Hard disks don’t last forever. The bathtub curve gets you every time, with old drives wearing out and losing data. That’s why RAID systems are a good idea, with RAID 1 mirroring information between two disks and RAID 5 using an array of three or more disks to create a recoverable disk array that can rebuild after any one disk in the array fails.
Business-grade Network Attached Storage (NAS) appliances form the backbones of many small office networks, providing a central file and print service where there’s no need to invest in a full-scale server. They also provide additional storage capacity which can reduce the load on an SBS server. Many of these appliances are embedded Linux systems using consumer disks and running them with a workload very different from their original design specifications. Disks will fail, and you will have to rebuild the array.

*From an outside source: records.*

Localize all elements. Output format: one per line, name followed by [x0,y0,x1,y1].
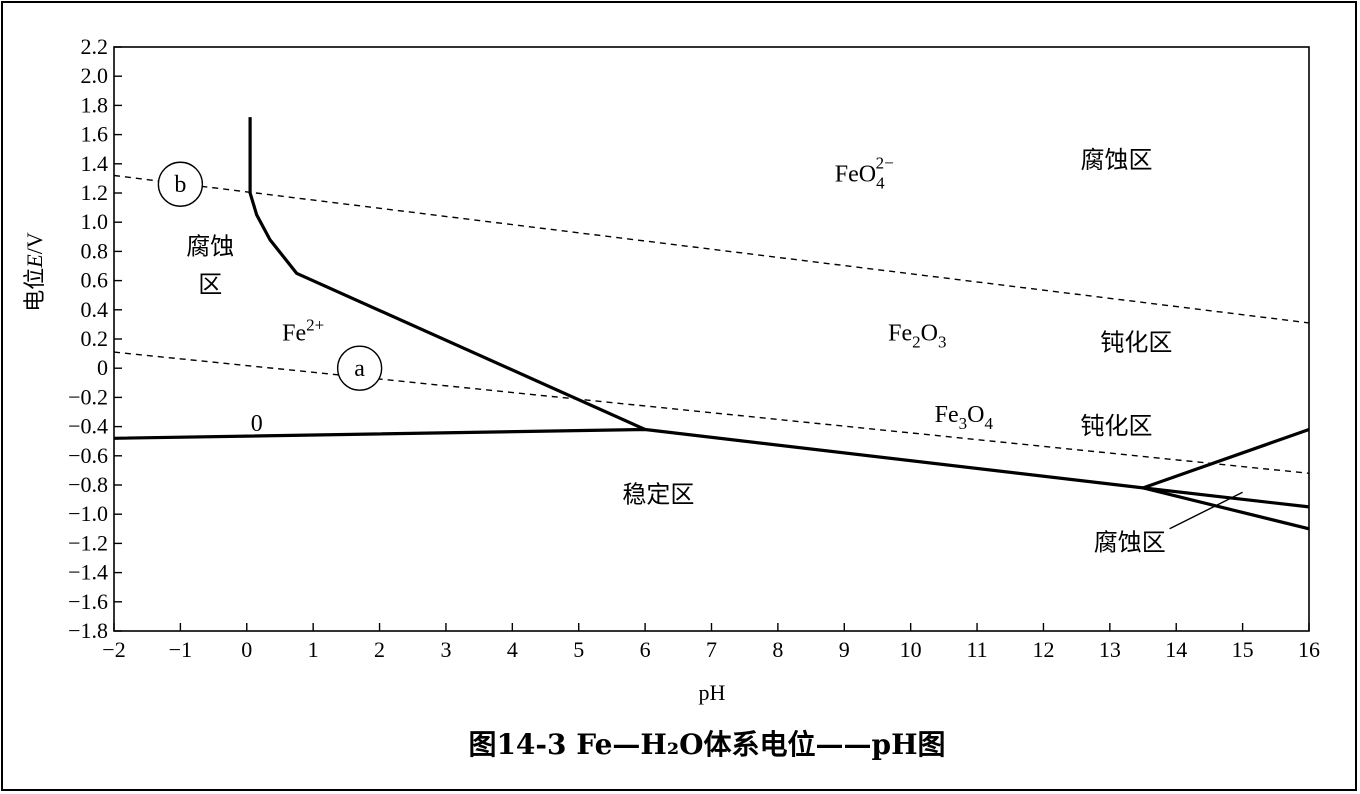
y-tick-label: 0.6 [81,268,109,293]
y-tick-label: 0 [97,355,108,380]
phase-boundary-line [1142,427,1310,490]
x-tick-label: 8 [772,637,783,662]
phase-boundary-line [113,427,1310,509]
x-tick-label: 4 [507,637,518,662]
y-tick-label: −1.0 [68,501,108,526]
line-marker-label: a [354,356,365,382]
species-subscript: 4 [984,414,993,433]
line-marker-circle [157,161,204,207]
x-tick-label: 2 [374,637,385,662]
y-tick-label: 0.2 [81,326,109,351]
y-tick-label: 1.8 [81,92,109,117]
region-label: 腐蚀区 [1080,146,1152,174]
region-label: 钝化区 [1080,412,1152,440]
x-tick-label: −2 [102,637,125,662]
x-tick-label: 15 [1232,637,1254,662]
y-tick-label: 0.8 [81,238,109,263]
x-tick-label: 6 [640,637,651,662]
x-axis-title: pH [699,680,726,705]
x-tick-label: 10 [900,637,922,662]
line-marker-circle [336,345,383,391]
species-label: Fe2+ [282,315,324,346]
x-tick-label: 16 [1298,637,1320,662]
y-tick-label: −1.4 [68,560,108,585]
y-tick-label: 1.0 [81,209,109,234]
y-tick-label: −1.2 [68,530,108,555]
y-tick-label: −1.6 [68,589,108,614]
y-tick-label: 1.2 [81,180,109,205]
region-label: 腐蚀区 [1094,529,1166,557]
x-tick-label: 14 [1165,637,1187,662]
water-stability-line-b [113,174,1310,324]
species-base: O [967,402,984,428]
species-label: FeO42− [835,153,894,192]
species-base: Fe [935,402,959,428]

Use the Web interface on a NAS appliance to manage RAID arrays.
Rebuilding a NAS array is a relatively simple (if time-consuming) task. You’ll need to have a disk of the same size as the failed disk. Some NAS arrays support using larger disks as a path to increasing the available storage, so it’s worth checking the documentation. If possible, you should have appropriate disks in stock to reduce client downtime – if you don’t know what’s in the NAS use the hardware diagnostics and think about buying spares when you populate a bare NAS carcass. Once the disk has been replaced, use the NAS appliance’s user interface to rebuild the array. The process is relatively simple, and most systems will prepare the drive and copy data automatically. There can be an issue
with early versions of the Buffalo TeraStation Pro
firmware. The system flash memory on these devices only contains a boot loader – most of the OS is held as a partition on the RAID array. In early OS releases a disk failure prevented the OS from booting and a disk replacement meant either purchasing a preformatted disk from Buffalo or installing new firmware. To avoid similar problems
, make sure that all your clients’ arrays are running the latest software releases.
A 500GB rebuild can take more than eight hours – so be prepared for a late night with plenty of coffee while you watch the progress bars and refresh your browser, or make sure the customer knows the drive won’t be available until you’ve tested it the next morning.